Now, after establishing a more than 10-year track record in the United States and other jurisdictions, ePrior Authorization has arrived in Canada, launched last month by TELUS Health. But that’s far from the end of the story. Kennedy pointed out that realizing ePrior Authorization’s potential requires change management, adoption support, a commitment to learn from other markets, and technical and business process solutions. So, he asked, “How do we do this in such a way that the wins are greater than the effort?”
To be successful, he suggested that an ePrior Authorization strategy needs several pieces to fall into place. Intrusiveness for physicians, who are clearly a key stakeholder, must be minimized. The challenging area of plan member and physician consent must be navigated. Workflows must be made as frictionless as possible.
And, critically, criteria must be set to allow automated decision-making, and it must also be accepted that not all criteria can be managed digitally. “Perhaps it’s about how we find a balance to ensure we automate what we can to streamline the more common molecules, but also use that learning to evaluate the benefit of automation and the value of free-form tests in decision-making,” he said. A significant advantage of ePrior Authorization is that it can take care of easier-to-adjudicate claims, freeing up time to devote offline to more complex decisions.
Kennedy described the current paper-based prior authorization process for payers and reviewers as “a swivel chair process,” through which information is provided and reviewed on a form, a decision is made, and then that decision is communicated to the plan member. Even a simplified depiction of the process shows multiple hand-offs between the physician, plan member, pharmacist and insurer.
There can be a significant amount of duplicated effort as well during all the back and forth. However, Kennedy emphasized that some of this can be virtually eliminated using simple digital features such as mandatory fields (so critical data can’t be left out) and standardized outputs (to ensure all information is legible). After all, he said, “We have some anecdotal information that says anywhere from 5% to 10% of re-work is created from missing information or information you can’t read.”

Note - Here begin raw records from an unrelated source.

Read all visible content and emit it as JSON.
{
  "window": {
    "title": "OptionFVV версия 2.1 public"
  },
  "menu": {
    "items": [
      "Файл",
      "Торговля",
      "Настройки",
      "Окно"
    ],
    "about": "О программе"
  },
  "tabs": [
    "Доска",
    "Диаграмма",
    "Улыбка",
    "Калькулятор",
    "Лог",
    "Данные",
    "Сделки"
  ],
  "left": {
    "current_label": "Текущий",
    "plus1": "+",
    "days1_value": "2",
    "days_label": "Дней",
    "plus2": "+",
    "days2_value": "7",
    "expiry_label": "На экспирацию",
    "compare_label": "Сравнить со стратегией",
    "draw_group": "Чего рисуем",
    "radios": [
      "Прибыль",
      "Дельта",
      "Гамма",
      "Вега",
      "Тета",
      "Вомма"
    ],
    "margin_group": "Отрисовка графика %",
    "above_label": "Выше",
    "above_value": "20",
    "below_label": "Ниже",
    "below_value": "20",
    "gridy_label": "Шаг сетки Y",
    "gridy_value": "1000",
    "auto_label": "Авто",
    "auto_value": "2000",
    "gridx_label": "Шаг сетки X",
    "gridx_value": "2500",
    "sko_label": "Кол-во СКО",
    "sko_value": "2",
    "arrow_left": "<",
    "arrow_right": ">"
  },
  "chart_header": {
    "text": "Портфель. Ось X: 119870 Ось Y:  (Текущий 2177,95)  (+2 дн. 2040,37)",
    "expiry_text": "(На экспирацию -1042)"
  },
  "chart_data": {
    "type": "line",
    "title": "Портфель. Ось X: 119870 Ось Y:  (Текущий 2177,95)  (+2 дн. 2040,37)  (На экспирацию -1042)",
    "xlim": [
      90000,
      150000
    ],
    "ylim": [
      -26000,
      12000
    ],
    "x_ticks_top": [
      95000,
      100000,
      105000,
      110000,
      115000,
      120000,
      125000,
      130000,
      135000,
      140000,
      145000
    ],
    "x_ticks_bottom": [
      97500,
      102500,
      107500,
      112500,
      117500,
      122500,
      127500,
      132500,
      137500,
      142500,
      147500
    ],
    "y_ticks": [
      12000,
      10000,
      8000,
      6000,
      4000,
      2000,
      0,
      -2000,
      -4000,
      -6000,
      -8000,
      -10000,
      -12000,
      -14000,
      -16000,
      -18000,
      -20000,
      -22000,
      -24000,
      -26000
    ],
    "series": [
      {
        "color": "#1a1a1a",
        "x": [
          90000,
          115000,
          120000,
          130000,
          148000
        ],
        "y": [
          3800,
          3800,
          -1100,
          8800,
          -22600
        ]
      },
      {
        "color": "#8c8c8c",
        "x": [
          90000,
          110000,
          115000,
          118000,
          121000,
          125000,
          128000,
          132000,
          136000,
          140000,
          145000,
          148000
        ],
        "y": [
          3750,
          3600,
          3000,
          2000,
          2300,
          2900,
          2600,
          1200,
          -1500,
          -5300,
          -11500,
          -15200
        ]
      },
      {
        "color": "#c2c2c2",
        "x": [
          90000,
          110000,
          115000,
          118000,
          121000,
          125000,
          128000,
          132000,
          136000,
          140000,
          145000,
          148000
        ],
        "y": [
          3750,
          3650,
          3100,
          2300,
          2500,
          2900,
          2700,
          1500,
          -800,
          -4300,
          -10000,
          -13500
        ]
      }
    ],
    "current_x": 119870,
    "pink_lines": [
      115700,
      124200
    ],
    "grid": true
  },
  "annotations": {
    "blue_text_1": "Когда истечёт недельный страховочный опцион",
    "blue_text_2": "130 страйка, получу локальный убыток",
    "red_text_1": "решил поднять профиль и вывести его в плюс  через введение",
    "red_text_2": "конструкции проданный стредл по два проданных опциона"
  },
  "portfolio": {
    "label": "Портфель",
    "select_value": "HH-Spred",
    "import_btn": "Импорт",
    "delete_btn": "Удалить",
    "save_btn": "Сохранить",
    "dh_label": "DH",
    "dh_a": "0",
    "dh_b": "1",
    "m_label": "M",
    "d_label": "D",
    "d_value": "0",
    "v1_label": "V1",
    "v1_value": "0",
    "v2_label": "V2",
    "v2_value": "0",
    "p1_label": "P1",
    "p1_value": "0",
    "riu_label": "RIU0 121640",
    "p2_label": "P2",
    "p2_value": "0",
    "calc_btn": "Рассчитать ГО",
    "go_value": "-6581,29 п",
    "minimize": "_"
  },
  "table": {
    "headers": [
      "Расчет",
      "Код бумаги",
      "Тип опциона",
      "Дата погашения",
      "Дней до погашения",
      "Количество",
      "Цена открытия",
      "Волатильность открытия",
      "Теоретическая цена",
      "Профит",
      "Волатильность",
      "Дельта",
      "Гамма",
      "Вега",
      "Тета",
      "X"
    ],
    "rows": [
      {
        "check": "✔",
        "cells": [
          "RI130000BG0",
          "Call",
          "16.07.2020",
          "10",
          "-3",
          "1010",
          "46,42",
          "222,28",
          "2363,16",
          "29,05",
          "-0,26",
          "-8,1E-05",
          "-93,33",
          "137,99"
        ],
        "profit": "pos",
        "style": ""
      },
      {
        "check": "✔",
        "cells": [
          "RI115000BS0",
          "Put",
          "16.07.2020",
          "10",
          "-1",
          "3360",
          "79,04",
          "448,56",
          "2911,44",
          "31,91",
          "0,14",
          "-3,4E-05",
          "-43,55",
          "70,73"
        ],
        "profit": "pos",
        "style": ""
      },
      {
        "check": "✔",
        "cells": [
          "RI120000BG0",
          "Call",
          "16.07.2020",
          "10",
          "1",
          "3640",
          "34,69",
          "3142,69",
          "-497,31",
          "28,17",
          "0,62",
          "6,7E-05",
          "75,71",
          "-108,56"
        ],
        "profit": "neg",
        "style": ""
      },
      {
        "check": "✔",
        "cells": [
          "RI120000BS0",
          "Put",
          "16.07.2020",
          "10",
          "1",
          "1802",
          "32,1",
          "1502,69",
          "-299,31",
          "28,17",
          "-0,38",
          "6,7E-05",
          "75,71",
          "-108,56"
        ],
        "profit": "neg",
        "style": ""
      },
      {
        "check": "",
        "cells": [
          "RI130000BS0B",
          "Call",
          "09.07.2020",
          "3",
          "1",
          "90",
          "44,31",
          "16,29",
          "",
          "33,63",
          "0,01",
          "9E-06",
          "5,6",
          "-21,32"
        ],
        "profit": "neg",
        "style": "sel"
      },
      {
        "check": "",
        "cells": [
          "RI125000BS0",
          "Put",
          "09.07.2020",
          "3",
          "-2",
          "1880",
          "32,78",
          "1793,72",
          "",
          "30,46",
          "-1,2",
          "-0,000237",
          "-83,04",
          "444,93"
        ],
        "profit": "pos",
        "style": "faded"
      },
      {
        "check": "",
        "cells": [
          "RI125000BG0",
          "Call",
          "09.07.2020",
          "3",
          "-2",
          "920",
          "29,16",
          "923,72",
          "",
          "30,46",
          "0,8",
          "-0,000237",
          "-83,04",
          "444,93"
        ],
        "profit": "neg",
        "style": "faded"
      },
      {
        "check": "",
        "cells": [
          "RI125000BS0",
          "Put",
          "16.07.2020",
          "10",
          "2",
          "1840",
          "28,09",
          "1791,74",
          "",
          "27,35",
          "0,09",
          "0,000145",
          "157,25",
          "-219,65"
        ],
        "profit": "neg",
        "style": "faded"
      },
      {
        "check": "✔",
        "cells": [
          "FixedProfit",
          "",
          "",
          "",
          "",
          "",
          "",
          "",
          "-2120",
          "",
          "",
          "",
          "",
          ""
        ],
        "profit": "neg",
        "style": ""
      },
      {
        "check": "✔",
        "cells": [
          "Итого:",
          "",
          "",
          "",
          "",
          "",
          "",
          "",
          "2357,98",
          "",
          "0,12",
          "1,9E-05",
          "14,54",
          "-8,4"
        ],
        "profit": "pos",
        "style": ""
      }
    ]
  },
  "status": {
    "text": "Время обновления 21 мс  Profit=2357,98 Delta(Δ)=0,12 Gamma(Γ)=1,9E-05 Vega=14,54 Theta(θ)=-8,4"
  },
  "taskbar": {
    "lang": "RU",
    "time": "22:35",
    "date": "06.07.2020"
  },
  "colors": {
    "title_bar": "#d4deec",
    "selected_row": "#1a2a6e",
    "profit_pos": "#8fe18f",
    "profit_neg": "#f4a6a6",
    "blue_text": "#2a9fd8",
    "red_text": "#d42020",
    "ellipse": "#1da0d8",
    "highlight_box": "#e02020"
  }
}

Today, Kennedy said, “We have a landscape that has changed around us.” The pipeline of specialty molecules, which make up the majority of drugs in prior authorization, continues to grow. Complexity in treatment and costs has created a market for patient support programs, including patient navigation and reimbursement navigation. Specialists are increasingly involved in patient care, some practising in hospitals, clinics and other settings, and the number of physicians across Canada sits at about 90,000.
Integrating ePrior Authorization into an already complex system will take hard work, but the rewards can be significant. Digital data has the potential to unlock richer analytics and insights, improve decision-making and inform future plan design options. And, while prior authorization doesn’t tend to be top of mind for plan sponsors, it is an important risk mitigation solution that can both ensure medications are used appropriately and improve the plan member experience. Taking the process digital through ePrior Authorization can elevate prior authorization, streamlining the process to maximize its benefits.